Las Provincias

FATIGA Y HARTAZGO

Dado que estoy harto de que vayan deteniendo a la gente por medio de su estado avanzado de corrupción, he decidido pasar a lo que se llama frivolidad... al menos hoy.

Creo que no es lo mismo ser corrupto que estar corrupto y eso es lo que parece que ocurre a ciertos niveles. Da fatiga oír declaraciones de «yo no sé nada». Es un equivalente al «a mí que me registren».

Voy a prepararme para el próximo verano tras la huella dejada por la corta y calurosa Pascua. Revisaré mi estado corporal, quiero saber si doy asco en la playa. Lo primero la psiquis. Voy a procurar evitar la herida moral que me causa el oír el cómo tanto sinvergüenza utiliza el dinero que le doy al Estado, por la vía de D. Cristobal, en beneficio propio.

He visto la nómina de 6.222,21 euros al mes del diputado de la Asamblea de Madrid el señor Espinar. Se habló mucho de su conducta pública a cuenta de un intercambio de propiedad por una vivienda subvencionada y se le acusó de especular al tiempo que él se rasgaba las vestiduras.
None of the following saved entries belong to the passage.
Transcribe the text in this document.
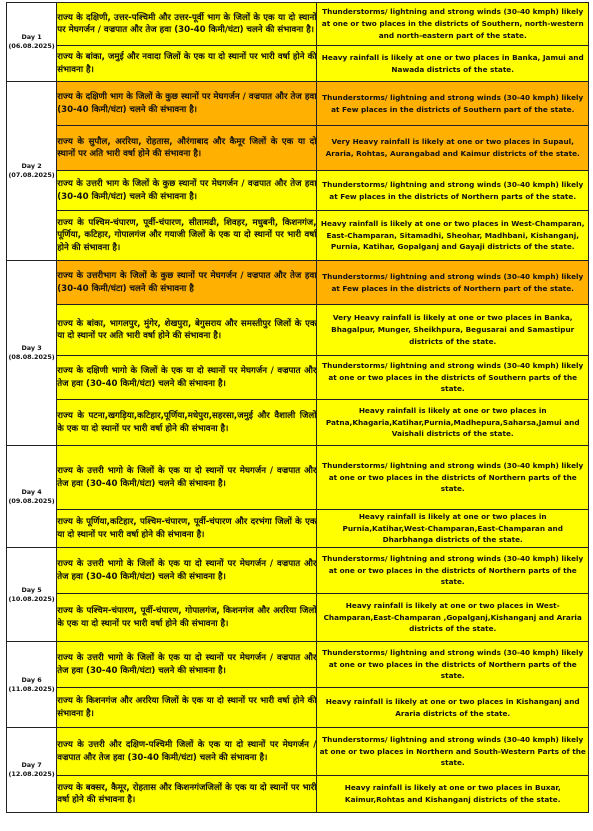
Day 1
(06.08.2025)	राज्य के दक्षिणी, उत्तर-पश्चिमी और उत्तर-पूर्वी भाग के जिलों के एक या दो स्थानों पर मेघगर्जन / वज्रपात और तेज हवा (30-40 किमी/घंटा) चलने की संभावना है।	Thunderstorms/ lightning and strong winds (30-40 kmph) likely at one or two places in the districts of Southern, north-western and north-eastern part of the state.
	राज्य के बांका, जमुई और नवादा जिलों के एक या दो स्थानों पर भारी वर्षा होने की संभावना है।	Heavy rainfall is likely at one or two places in Banka, Jamui and Nawada districts of the state.

Day 2
(07.08.2025)	राज्य के दक्षिणी भाग के जिलों के कुछ स्थानों पर मेघगर्जन / वज्रपात और तेज हवा (30-40 किमी/घंटा) चलने की संभावना है।	Thunderstorms/ lightning and strong winds (30-40 kmph) likely at Few places in the districts of Southern part of the state.
	राज्य के सुपौल, अररिया, रोहतास, औरंगाबाद और कैमूर जिलों के एक या दो स्थानों पर अति भारी वर्षा होने की संभावना है।	Very Heavy rainfall is likely at one or two places in Supaul, Araria, Rohtas, Aurangabad and Kaimur districts of the state.
	राज्य के उत्तरी भाग के जिलों के कुछ स्थानों पर मेघगर्जन / वज्रपात और तेज हवा (30-40 किमी/घंटा) चलने की संभावना है।	Thunderstorms/ lightning and strong winds (30-40 kmph) likely at Few places in the districts of Northern parts of the state.
	राज्य के पश्चिम-चंपारण, पूर्वी-चंपारण, सीतामढी, शिवहर, मधुबनी, किशनगंज, पूर्णिया, कटिहार, गोपालगंज और गयाजी जिलों के एक या दो स्थानों पर भारी वर्षा होने की संभावना है।	Heavy rainfall is likely at one or two places in West-Champaran, East-Champaran, Sitamadhi, Sheohar, Madhbani, Kishanganj, Purnia, Katihar, Gopalganj and Gayaji districts of the state.

Day 3
(08.08.2025)	राज्य के उत्तरीभाग के जिलों के कुछ स्थानों पर मेघगर्जन / वज्रपात और तेज हवा (30-40 किमी/घंटा) चलने की संभावना है	Thunderstorms/ lightning and strong winds (30-40 kmph) likely at Few places in the districts of Northern part of the state.
	राज्य के बांका, भागलपुर, मुंगेर, शेखपुरा, बेगुसराय और समस्तीपुर जिलों के एक या दो स्थानों पर अति भारी वर्षा होने की संभावना है।	Very Heavy rainfall is likely at one or two places in Banka, Bhagalpur, Munger, Sheikhpura, Begusarai and Samastipur districts of the state.
	राज्य के दक्षिणी भागो के जिलों के एक या दो स्थानों पर मेघगर्जन / वज्रपात और तेज हवा (30-40 किमी/घंटा) चलने की संभावना है।	Thunderstorms/ lightning and strong winds (30-40 kmph) likely at one or two places in the districts of Southern parts of the state.
	राज्य के पटना,खगड़िया,कटिहार,पूर्णिया,मधेपुरा,सहरसा,जमुई और वैशाली जिलों के एक या दो स्थानों पर भारी वर्षा होने की संभावना है।	Heavy rainfall is likely at one or two places in Patna,Khagaria,Katihar,Purnia,Madhepura,Saharsa,Jamui and Vaishali districts of the state.

Day 4
(09.08.2025)	राज्य के उत्तरी भागो के जिलों के एक या दो स्थानों पर मेघगर्जन / वज्रपात और तेज हवा (30-40 किमी/घंटा) चलने की संभावना है।	Thunderstorms/ lightning and strong winds (30-40 kmph) likely at one or two places in the districts of Northern parts of the state.
	राज्य के पूर्णिया,कटिहार, पश्चिम-चंपारण, पूर्वी-चंपारण और दरभंगा जिलों के एक या दो स्थानों पर भारी वर्षा होने की संभावना है।	Heavy rainfall is likely at one or two places in Purnia,Katihar,West-Champaran,East-Champaran and Dharbhanga districts of the state.

Day 5
(10.08.2025)	राज्य के उत्तरी भागो के जिलों के एक या दो स्थानों पर मेघगर्जन / वज्रपात और तेज हवा (30-40 किमी/घंटा) चलने की संभावना है।	Thunderstorms/ lightning and strong winds (30-40 kmph) likely at one or two places in the districts of Northern parts of the state.
	राज्य के पश्चिम-चंपारण, पूर्वी-चंपारण, गोपालगंज, किशनगंज और अररिया जिलों के एक या दो स्थानों पर भारी वर्षा होने की संभावना है।	Heavy rainfall is likely at one or two places in West-Champaran,East-Champaran ,Gopalganj,Kishanganj and Araria districts of the state.

Day 6
(11.08.2025)	राज्य के उत्तरी भागो के जिलों के एक या दो स्थानों पर मेघगर्जन / वज्रपात और तेज हवा (30-40 किमी/घंटा) चलने की संभावना है।	Thunderstorms/ lightning and strong winds (30-40 kmph) likely at one or two places in the districts of Northern parts of the state.
	राज्य के किशनगंज और अररिया जिलों के एक या दो स्थानों पर भारी वर्षा होने की संभावना है।	Heavy rainfall is likely at one or two places in Kishanganj and Araria districts of the state.

Day 7
(12.08.2025)	राज्य के उत्तरी और दक्षिण-पश्चिमी जिलों के एक या दो स्थानों पर मेघगर्जन / वज्रपात और तेज हवा (30-40 किमी/घंटा) चलने की संभावना है।	Thunderstorms/ lightning and strong winds (30-40 kmph) likely at one or two places in Northern and South-Western Parts of the state.
	राज्य के बक्सर, कैमूर, रोहतास और किशनगंजजिलों के एक या दो स्थानों पर भारी वर्षा होने की संभावना है।	Heavy rainfall is likely at one or two places in Buxar, Kaimur,Rohtas and Kishanganj districts of the state.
Alegaba para su actuación su falta de dinero y crédito.

Estoy contento porque ahora yo participo de su nuevo estado económico. Se ve que ha funcionado el viejo dicho de «Dios aprieta pero no ahoga», por lo menos a este señor. Aleluya.

Empiezo a pensar que aquellos bañadores de cuerpo entero tenían como objetivo no tanto la moral como el ocultamiento. Parece que solo se habla de la celulitis en las señoras y por mucho dinero, tratamiento y vida sana recomendada por mil cremas, la celulitis citada aparece traidoramente a partir de cierta edad y circunstancia, por ejemplo tras un parto.

Declaro solemnemente que no he parido y sin embargo esa lacra grasienta está aupada en mi cuerpo serrano. Ya sé que se recomiendan acciones que afectan a la ingesta de alcohol, al sedentarismo para lograr alejar de mí este cáliz adiposo.

O sea que no puedo ver ningún partido de Champions, beber cervecitas, dar una cabezadita al mismo tiempo que el asqueroso telediario, ni consumir pisto con embutido. Reflexionaré. Me voy a almorzar.